Court of Public Apology #1 [2014]
The Court of Public Apology #1 was an installation comprised of plexiglass panels, logs and metal chains, paired with a subwoofer. This piece was included in the show Feeling Is Mutual at Chicago Artists Coalition.
Feeling is Mutual by Steven L. Bridges
From the study of the natural sciences we learn that there are a number of different ways to describe how living organisms relate to one another. Symbiosis, for instance, is an umbrella category that includes a variety of relational sub-categories: from mutualism and commensalism to the more sinister parasitism. The sliding scale by which these different relationships are defined, is, of course, determined by who benefits and how. Unsurprisingly, these different ways of relating largely structure life as we know it, and this carries true from the simplest of organisms (like protozoa) to the most complex (like humans). However, in our natural human proclivity as social beings to create relationships that do not specifically revolve around competition for food, shelter, or water, room is also created for the breeding of hope, desire, and longing; for malice and manipulation; and a whole host of other emotional states that inflect the very experiences in which we might find ourselves implicated, passively or not. And so, animals though we may be, our intentionality is only ever just a part of the story, and there is always need for another - a participant, an audience, a public - to help write the remaining lines, to complete the narrative arc.
The exhibition, Feeling is Mutual, explores different strategies of relating through three intersecting yet divergent artistic projects, all of which approach the idea of mutuality but in terms that are very much left open-ended. As the title itself conveys, the very fact that “feeling is mutual” does not necessarily articulate what that feeling is, and, in leaving this door slightly ajar, does not presuppose to know how participants, audience members, or the public will re-relate. Even the subtle yet poignant dropping of an article - the “the” before “feeling” - is an important acknowledgement of the complex and difficult-to-account-for chain of events that encompass the creative act. As described by Marcel Duchamp in a lecture late in the artist’s life, “the creative act is not performed by the artist alone; the spectator brings the work in contact with the external world by deciphering and interpreting its inner qualifications and thus adds his contribution to the creative act.” While this insight stands true for the field of art in general, it is of particular interest in the context of this exhibition, especially in the careful consideration of the audience and in the crafting of unique modes of address that lie at the core of each of the different projects.
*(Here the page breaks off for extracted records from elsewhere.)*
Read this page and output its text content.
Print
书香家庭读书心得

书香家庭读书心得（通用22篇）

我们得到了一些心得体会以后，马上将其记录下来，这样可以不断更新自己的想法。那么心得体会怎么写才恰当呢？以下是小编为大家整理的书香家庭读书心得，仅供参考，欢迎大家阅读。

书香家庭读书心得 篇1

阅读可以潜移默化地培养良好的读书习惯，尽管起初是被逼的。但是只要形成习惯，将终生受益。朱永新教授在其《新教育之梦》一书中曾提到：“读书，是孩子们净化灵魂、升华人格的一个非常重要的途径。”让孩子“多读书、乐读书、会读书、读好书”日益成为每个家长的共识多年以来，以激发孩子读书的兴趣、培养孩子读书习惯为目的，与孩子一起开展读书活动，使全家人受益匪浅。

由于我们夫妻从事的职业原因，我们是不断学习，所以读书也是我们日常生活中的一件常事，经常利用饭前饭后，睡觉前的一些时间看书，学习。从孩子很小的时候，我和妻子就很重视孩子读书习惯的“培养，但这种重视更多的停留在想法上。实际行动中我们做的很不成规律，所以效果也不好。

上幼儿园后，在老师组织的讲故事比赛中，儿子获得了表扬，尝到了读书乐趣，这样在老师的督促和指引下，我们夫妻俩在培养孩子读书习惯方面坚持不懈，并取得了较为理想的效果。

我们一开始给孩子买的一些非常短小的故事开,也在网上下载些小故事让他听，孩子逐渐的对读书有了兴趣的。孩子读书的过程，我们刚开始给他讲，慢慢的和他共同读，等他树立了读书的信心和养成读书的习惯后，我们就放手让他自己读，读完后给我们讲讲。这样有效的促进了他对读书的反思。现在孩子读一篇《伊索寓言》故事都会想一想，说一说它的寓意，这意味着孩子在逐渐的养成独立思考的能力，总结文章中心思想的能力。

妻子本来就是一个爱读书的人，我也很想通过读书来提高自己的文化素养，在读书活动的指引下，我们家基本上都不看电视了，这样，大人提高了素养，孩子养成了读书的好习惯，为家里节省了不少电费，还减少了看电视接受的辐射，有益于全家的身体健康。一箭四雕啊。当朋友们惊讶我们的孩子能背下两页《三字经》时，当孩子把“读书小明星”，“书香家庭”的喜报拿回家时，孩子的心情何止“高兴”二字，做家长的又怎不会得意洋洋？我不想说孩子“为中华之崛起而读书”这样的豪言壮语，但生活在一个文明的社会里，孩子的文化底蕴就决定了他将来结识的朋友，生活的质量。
Fellow Chicago-based artist Latham Zearfoss also carved out a unique space within the gallery for his installation Court of Public Apology #1 (or COPA). Taking cue from the Gacaca court system established in Rwanda after the genocide that took place there in 1994, Zearfoss’s work takes the form of a public forum wherein recordings of both publicly addressed and personal apologies are presented for visitors’ consideration. The system from which this work is modeled, the Gacaca court, serves a type of community justice intended to facilitate the collective healing of a country devastated by internal strife. The court was established in 2001 and provided a public space for the delivery of apologies by those accused of having partaken in genocidal acts, the goal of which is geared towards reconciliation, rather than the issuance of further punitive measures. At its very core, the system - and by extension, the installation COPA - is founded on the human capacity for empathy, an important distinguishing characteristic of our species. For his contribution to Feeling is Mutual, Zearfoss focuses our attention on this potent though often latent capacity, presenting the audience members with evocative questions as to the limits of our abilities to connect with one another, to identify ourselves in others, and to understand how one person’s failures, mistakes, struggles, and triumphs, are also our own.
For the recordings, Zearfoss solicited personal apologies alongside those culled from history and popular media, and committed them to audio files that are amplified in the gallery. The audience - invited to sit on one of the many tree stumps arranged to create a sort of amphitheater-like configurement - bears witness to this public issuance, and assumes the role of the jury in weighing the sincerity and merits of the apology. In setting up this situation, Zearfoss too creates a public space and collective experience that, while initiated under the auspices of art, bring people together in the imagining of an alternative justice system founded on the principles of asking for and granting of forgiveness. What happens when an institution so engrossed in assessing punitive damage instead focuses on the restorative impact of eliciting empathy and understanding? By creating such a physical space within the gallery, Zearfoss also creates a mental space for the consideration of other models, of other ways of relating to one another, and, most importantly of all, room for hope.
The organization of an exhibition such as this offers a wonderful opportunity to think more concertedly about the multifaceted role of art and how creativity supports and solidifies social bonds. While the notion of mutuality is deeply informative to each of the projects in this exhibition, it is also fundamental to the ways that each of these projects and the artists - along with the curatorial team of the Happy Collaborationists - all come together in the shared space of the gallery. Underlying and informing the entire working methodology of this exhibition is the very recognition that the work, the exhibition, the process, and the engagement with visitors are all infinitely more interesting and potentially profound when embarked upon together. Divergent as they may be at times, and involving different strategies in how they address their various interlocutors, there still persists a connective and collective understanding between them. Left unspoken, but ringing true is the lasting sentiment: without you, I am nothing.